Secretary of State Hillary Rodham Clinton said Friday that U.S. officials were “taking all necessary steps” to deal with the possible terrorist threat that emerged late this week, but she warned against allowing obsessive fear of terrorism to undermine the nation’s core values or drive Americans into isolation.

In a policy speech marking the 10th anniversary of the Sept. 11, 2001, attacks, Clinton said that while the nation had at times veered off course over the past decade, “we are determined not to let the specter of terrorism darken the national character that has always been America’s asset.”

“We cannot afford to live in fear, sacrifice our values, or pull back from the world,” Clinton told an audience at New York’s John Jay College of Criminal Justice. “Closing our borders, for example, might keep out some who would do us harm, but it would also deprive us of new entrepreneurs, ideas, and energy.”

Clinton outlined a long-term vision for defeating terrorism that integrated military operations with law-enforcement and what she called “smart-power” statecraft: diplomacy and targeted foreign aid intended to enhance global cooperation against terrorism and diminish the appeal of al-Qaeda and allied groups.
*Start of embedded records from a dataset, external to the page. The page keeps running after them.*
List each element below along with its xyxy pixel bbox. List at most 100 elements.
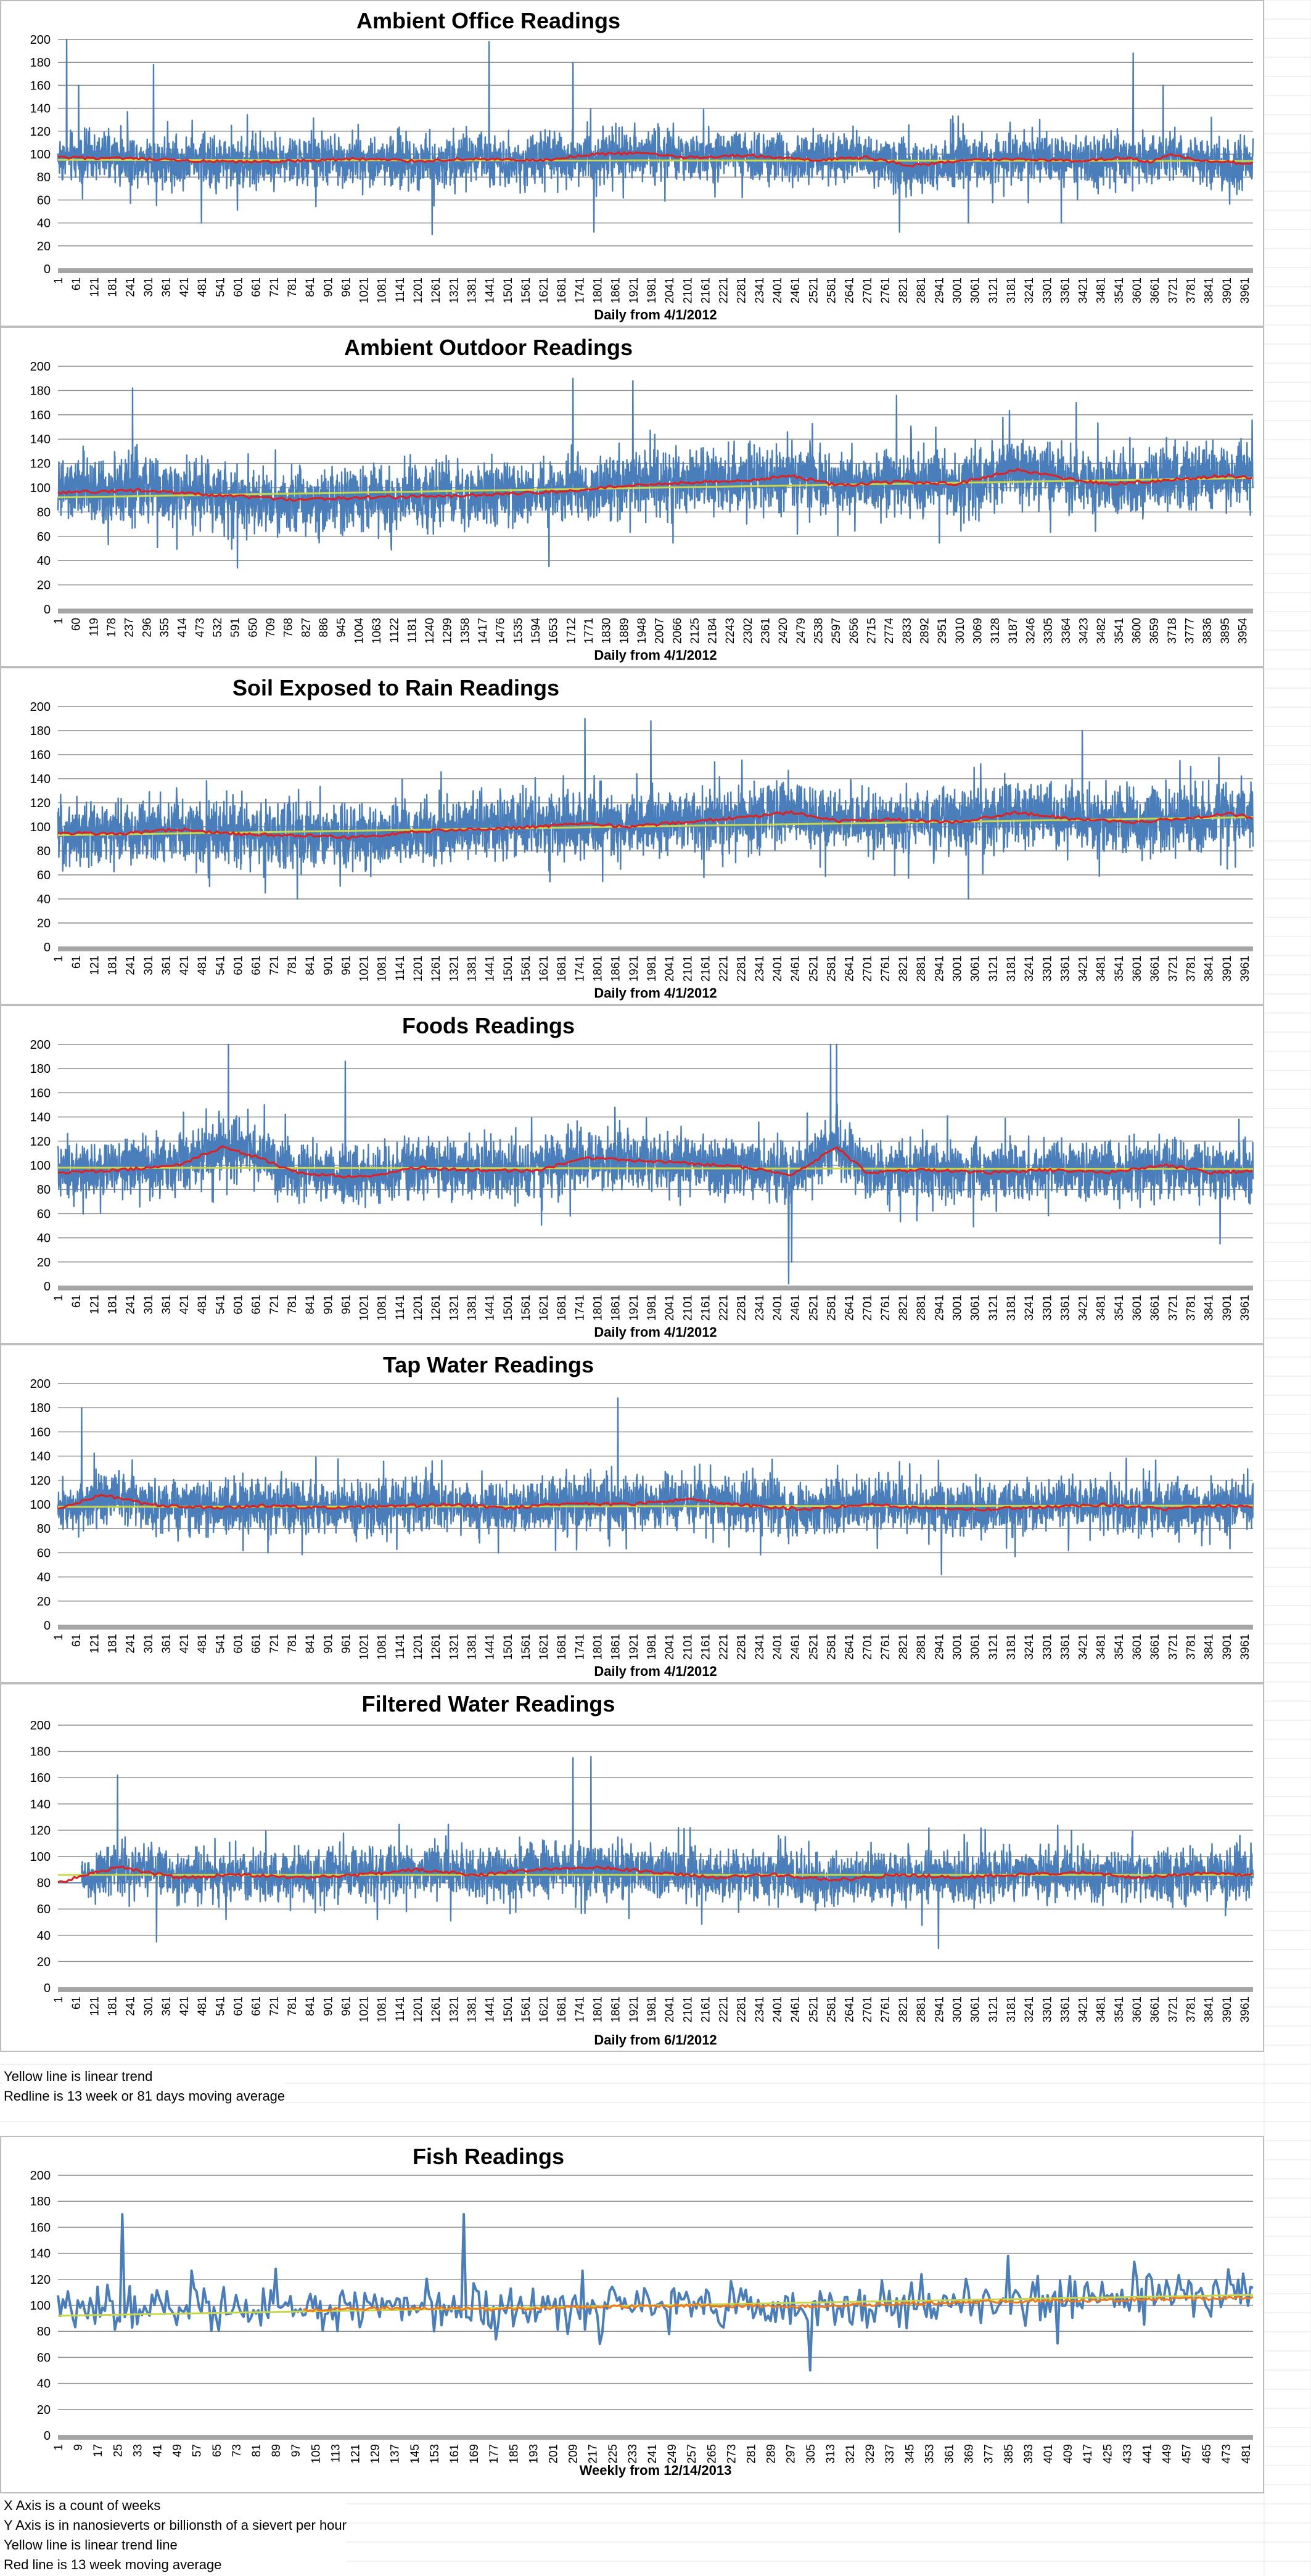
x-tick-label: 301 bbox=[142, 277, 155, 297]
x-tick-label: 2361 bbox=[760, 618, 773, 644]
x-axis-bar bbox=[58, 1286, 1253, 1290]
x-tick-label: 2184 bbox=[707, 618, 720, 644]
x-tick-label: 541 bbox=[214, 277, 227, 297]
x-tick-label: 1081 bbox=[376, 277, 389, 303]
x-tick-label: 2341 bbox=[754, 1634, 766, 1660]
x-tick-label: 1653 bbox=[548, 618, 561, 644]
x-tick-label: 3541 bbox=[1113, 1634, 1126, 1660]
x-tick-label: 57 bbox=[191, 2444, 204, 2457]
x-tick-label: 2461 bbox=[789, 956, 802, 982]
x-tick-label: 2281 bbox=[736, 277, 749, 303]
x-tick-label: 241 bbox=[125, 1996, 138, 2016]
y-tick-label: 60 bbox=[37, 530, 51, 544]
x-tick-label: 2761 bbox=[879, 1634, 892, 1660]
x-tick-label: 361 bbox=[160, 1295, 173, 1315]
x-tick-label: 1771 bbox=[583, 618, 596, 644]
y-tick-label: 0 bbox=[44, 263, 51, 276]
x-tick-label: 3601 bbox=[1131, 1295, 1144, 1321]
x-tick-label: 2302 bbox=[742, 618, 755, 644]
x-tick-label: 481 bbox=[196, 277, 209, 297]
x-tick-label: 3121 bbox=[987, 1996, 1000, 2022]
x-tick-label: 61 bbox=[70, 1996, 83, 2009]
x-tick-label: 414 bbox=[176, 618, 189, 638]
x-tick-label: 2281 bbox=[736, 1996, 749, 2022]
x-tick-label: 2521 bbox=[807, 956, 820, 982]
x-tick-label: 345 bbox=[903, 2444, 916, 2464]
x-tick-label: 421 bbox=[178, 1295, 191, 1315]
x-tick-label: 2941 bbox=[933, 1634, 946, 1660]
x-tick-label: 217 bbox=[587, 2444, 600, 2464]
linear-trend-line bbox=[57, 477, 1254, 499]
x-tick-label: 768 bbox=[282, 618, 295, 638]
x-tick-label: 465 bbox=[1201, 2444, 1214, 2464]
y-tick-label: 20 bbox=[37, 240, 51, 253]
x-tick-label: 1381 bbox=[466, 277, 479, 303]
x-tick-label: 233 bbox=[627, 2444, 639, 2464]
x-tick-label: 3128 bbox=[989, 618, 1002, 644]
x-tick-label: 1004 bbox=[353, 618, 366, 644]
linear-trend-line bbox=[57, 158, 1254, 162]
moving-average-line bbox=[57, 150, 1253, 168]
x-tick-label: 60 bbox=[70, 618, 83, 631]
x-tick-label: 1441 bbox=[484, 1634, 497, 1660]
x-tick-label: 3481 bbox=[1095, 277, 1108, 303]
x-tick-label: 3069 bbox=[972, 618, 985, 644]
x-tick-label: 1240 bbox=[424, 618, 437, 644]
x-tick-label: 1561 bbox=[520, 277, 533, 303]
x-tick-label: 1801 bbox=[592, 1634, 605, 1660]
x-tick-label: 61 bbox=[70, 956, 83, 969]
x-tick-label: 385 bbox=[1003, 2444, 1016, 2464]
x-tick-label: 1681 bbox=[556, 1996, 569, 2022]
x-tick-label: 3481 bbox=[1095, 1634, 1108, 1660]
x-tick-label: 3421 bbox=[1077, 1996, 1090, 2022]
x-axis-label: Daily from 4/1/2012 bbox=[594, 1663, 717, 1679]
x-tick-label: 3961 bbox=[1239, 1295, 1252, 1321]
x-tick-label: 3718 bbox=[1166, 618, 1179, 644]
x-tick-label: 301 bbox=[142, 1634, 155, 1654]
x-tick-label: 3961 bbox=[1239, 1634, 1252, 1660]
chart-svg-outdoor: Ambient Outdoor Readings 0 20 40 60 80 100 120 1… bbox=[30, 335, 1254, 663]
x-tick-label: 3241 bbox=[1023, 277, 1036, 303]
chart-title: Filtered Water Readings bbox=[362, 1691, 615, 1717]
x-tick-label: 2941 bbox=[933, 277, 946, 303]
y-tick-label: 160 bbox=[30, 79, 51, 92]
x-tick-label: 541 bbox=[214, 956, 227, 975]
x-tick-label: 89 bbox=[270, 2444, 283, 2457]
note-line: Yellow line is linear trend line bbox=[4, 2537, 178, 2553]
x-tick-label: 1501 bbox=[502, 1295, 515, 1321]
x-tick-label: 1741 bbox=[573, 1295, 586, 1321]
x-tick-label: 1441 bbox=[484, 1295, 497, 1321]
x-tick-label: 1141 bbox=[394, 1996, 407, 2022]
chart-title: Ambient Office Readings bbox=[356, 8, 620, 33]
x-tick-label: 481 bbox=[196, 1295, 209, 1315]
moving-average-line bbox=[57, 1145, 1253, 1179]
x-tick-label: 3121 bbox=[987, 956, 1000, 982]
x-tick-label: 257 bbox=[686, 2444, 699, 2464]
x-axis-label: Weekly from 12/14/2013 bbox=[580, 2463, 732, 2478]
x-tick-label: 3305 bbox=[1042, 618, 1055, 644]
chart-panel-foods: Foods Readings 0 20 40 60 80 100 120 140 160 180 20… bbox=[0, 1005, 1264, 1344]
x-tick-label: 2101 bbox=[681, 1634, 694, 1660]
x-tick-label: 1594 bbox=[530, 618, 543, 644]
x-tick-label: 369 bbox=[963, 2444, 976, 2464]
x-tick-label: 65 bbox=[211, 2444, 224, 2457]
x-tick-label: 1476 bbox=[495, 618, 508, 644]
x-tick-label: 81 bbox=[250, 2444, 263, 2457]
x-tick-label: 1681 bbox=[556, 277, 569, 303]
x-tick-label: 1201 bbox=[412, 956, 425, 982]
x-tick-label: 3901 bbox=[1221, 1295, 1234, 1321]
x-tick-label: 305 bbox=[805, 2444, 818, 2464]
x-tick-label: 1141 bbox=[394, 1634, 407, 1659]
x-tick-label: 296 bbox=[141, 618, 154, 638]
x-tick-label: 2161 bbox=[699, 1295, 712, 1321]
x-tick-label: 2341 bbox=[754, 277, 766, 303]
x-tick-label: 1861 bbox=[610, 1996, 623, 2022]
x-tick-label: 241 bbox=[125, 277, 138, 297]
x-tick-label: 433 bbox=[1121, 2444, 1134, 2464]
y-tick-label: 100 bbox=[30, 2299, 51, 2313]
y-tick-label: 100 bbox=[30, 1498, 51, 1512]
y-tick-label: 180 bbox=[30, 1745, 51, 1759]
x-tick-label: 3721 bbox=[1167, 1295, 1180, 1321]
x-tick-label: 3841 bbox=[1203, 1996, 1216, 2022]
y-tick-label: 140 bbox=[30, 2247, 51, 2261]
She said the United States should “not shy away from using military force” to attack terrorists’ safe havens, but she argued for a more robust use of law-enforcement tools as well as the courts — both civilian and, “where appropriate, reformed military commissions.”

Equally important, she argued, were strong international partnerships, both governments and civil-society groups that cooperate on information-sharing and in countering terrorist propaganda. Clinton credited the administration’s efforts to improve the country’s image abroad and to work cooperatively within global organizations. “This is not about winning a popularity contest, but it’s a simple fact that achieving our objectives is easier with more friends and fewer enemies,” she said.

Clinton touted the proposed Global Counterterrorism Forum, to be formally launched next month, as a model for international cooperation in fighting terrorism. The forum will involve nearly 30 countries, including Muslim nations, and will be co-chaired initially by the United States and Turkey.

“Together, we will work to identify threats and weaknesses, devise solutions, mobilize resources, and share expertise and best practices,” Clinton said.

Even in an era of tightening budgets, international cooperation against terrorism will continue to require U.S. aid to developing countries to create economic opportunities and strengthen governance, she said.

“We will certainly not solve all the problems of every failed state – nor should we try,” she said. “But if we can make it harder for al-Qaeda to fill its ranks and coffers, while ramping up pressure from new and more effective partners, that will make a real impact.”